Amid speculations in Western media outlets that the terrorist attack targeting a nightclub in Istanbul in the early hours of the new year actually targeted people's way of life, President Recep Tayyip Erdoğan said Wednesday that there is "No systematic threat to anyone's lifestyle in Turkey."
Speaking at the Presidential Compound in capital Ankara, President Erdoğan said that the Turkish state is aware of its responsibilities and ensured that there is no specific threat to people's lifestyles in the country.
Some Western media outlets have already contended that the way of life of Turkey's secular circles are under attack, pointing to the recent nightclub attack. President Erdoğan rebuked these claims, saying that those who put forward such contentions should prove their solvency: "It does nothing but confuse people's minds to make comments about people's lifestyles," he said.
In addition, some opposition circles in Turkey have claimed that the attack by the terrorist group was actually against the secular way of life, adding that the secular lifestyle is under threat. However, the public remains united in the face of the recent terrorist attack.
At least 39 people, including a police officer, died after an attacker opened fire on partygoers at the entertainment venue in Istanbul's Ortaköy area. Sixty-nine people were also injured, with a number of foreigners among the dead and injured.
Over the course of the attack the Daesh gunman changed six chargers and fired over 180 bullets, according to an investigation. The suspect went upstairs after entering Reina nightclub and started firing on revelers before going downstairs to continue shooting.
According to witnesses, he also shot people lying on the ground in the head. The attack reportedly lasted for seven minutes. The Daesh terror group claimed the attack on Monday.
President Erdoğan asserted that such speculations and claims regarding the lifestyles of people in Turkey aim to polarize society: "I know that there is no obligation for anyone in our country and the world to have the same lifestyle," he said, adding that respect for people's way of living is reciprocal.

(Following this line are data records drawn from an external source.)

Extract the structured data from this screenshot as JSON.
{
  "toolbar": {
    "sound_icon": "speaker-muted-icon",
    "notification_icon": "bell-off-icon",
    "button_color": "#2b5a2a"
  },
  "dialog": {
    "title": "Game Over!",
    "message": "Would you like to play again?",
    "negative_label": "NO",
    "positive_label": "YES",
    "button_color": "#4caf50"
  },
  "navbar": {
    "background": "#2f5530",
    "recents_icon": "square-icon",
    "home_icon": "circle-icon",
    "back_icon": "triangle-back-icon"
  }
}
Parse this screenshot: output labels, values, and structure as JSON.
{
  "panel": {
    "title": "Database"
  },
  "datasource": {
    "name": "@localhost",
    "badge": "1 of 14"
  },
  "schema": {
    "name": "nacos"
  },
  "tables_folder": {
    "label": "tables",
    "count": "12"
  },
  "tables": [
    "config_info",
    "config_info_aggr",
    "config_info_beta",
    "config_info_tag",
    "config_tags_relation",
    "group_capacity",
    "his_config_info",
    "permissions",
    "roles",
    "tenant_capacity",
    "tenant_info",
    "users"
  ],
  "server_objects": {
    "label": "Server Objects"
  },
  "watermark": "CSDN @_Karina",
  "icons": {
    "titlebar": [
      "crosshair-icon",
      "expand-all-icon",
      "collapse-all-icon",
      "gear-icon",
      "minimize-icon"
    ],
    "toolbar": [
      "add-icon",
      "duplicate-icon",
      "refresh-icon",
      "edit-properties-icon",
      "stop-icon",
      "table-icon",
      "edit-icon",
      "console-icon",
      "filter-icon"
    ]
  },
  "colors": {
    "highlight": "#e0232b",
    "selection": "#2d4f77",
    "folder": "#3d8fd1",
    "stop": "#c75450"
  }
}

Meanwhile, three families that have suspected links to the assailant were taken into custody in western İzmir province. Investigations into whether the 27 people in the aforementioned three families had aided and abetted to the assailant are still underway.
According to information in the Turkish media, the three families traveled to İzmir from Anatolian Konya province.
Turkish authorities have identified the Istanbul nightclub attacker, Foreign Minister Mevlüt Çavuşoğlu said yesterday. Speaking on Anadolu Agency's (AA) Editor's Desk, Çavuşoğlu said that the identity of the terrorist has been discovered but did not name him or share more details.
The suspected assailant allegedly came to Istanbul with his wife and two children to avoid suspicion regarding his ties to terrorism. During her testimony after being detained, the wife had said that she was not even aware of her husband's "affinity" toward the Daesh terrorist group.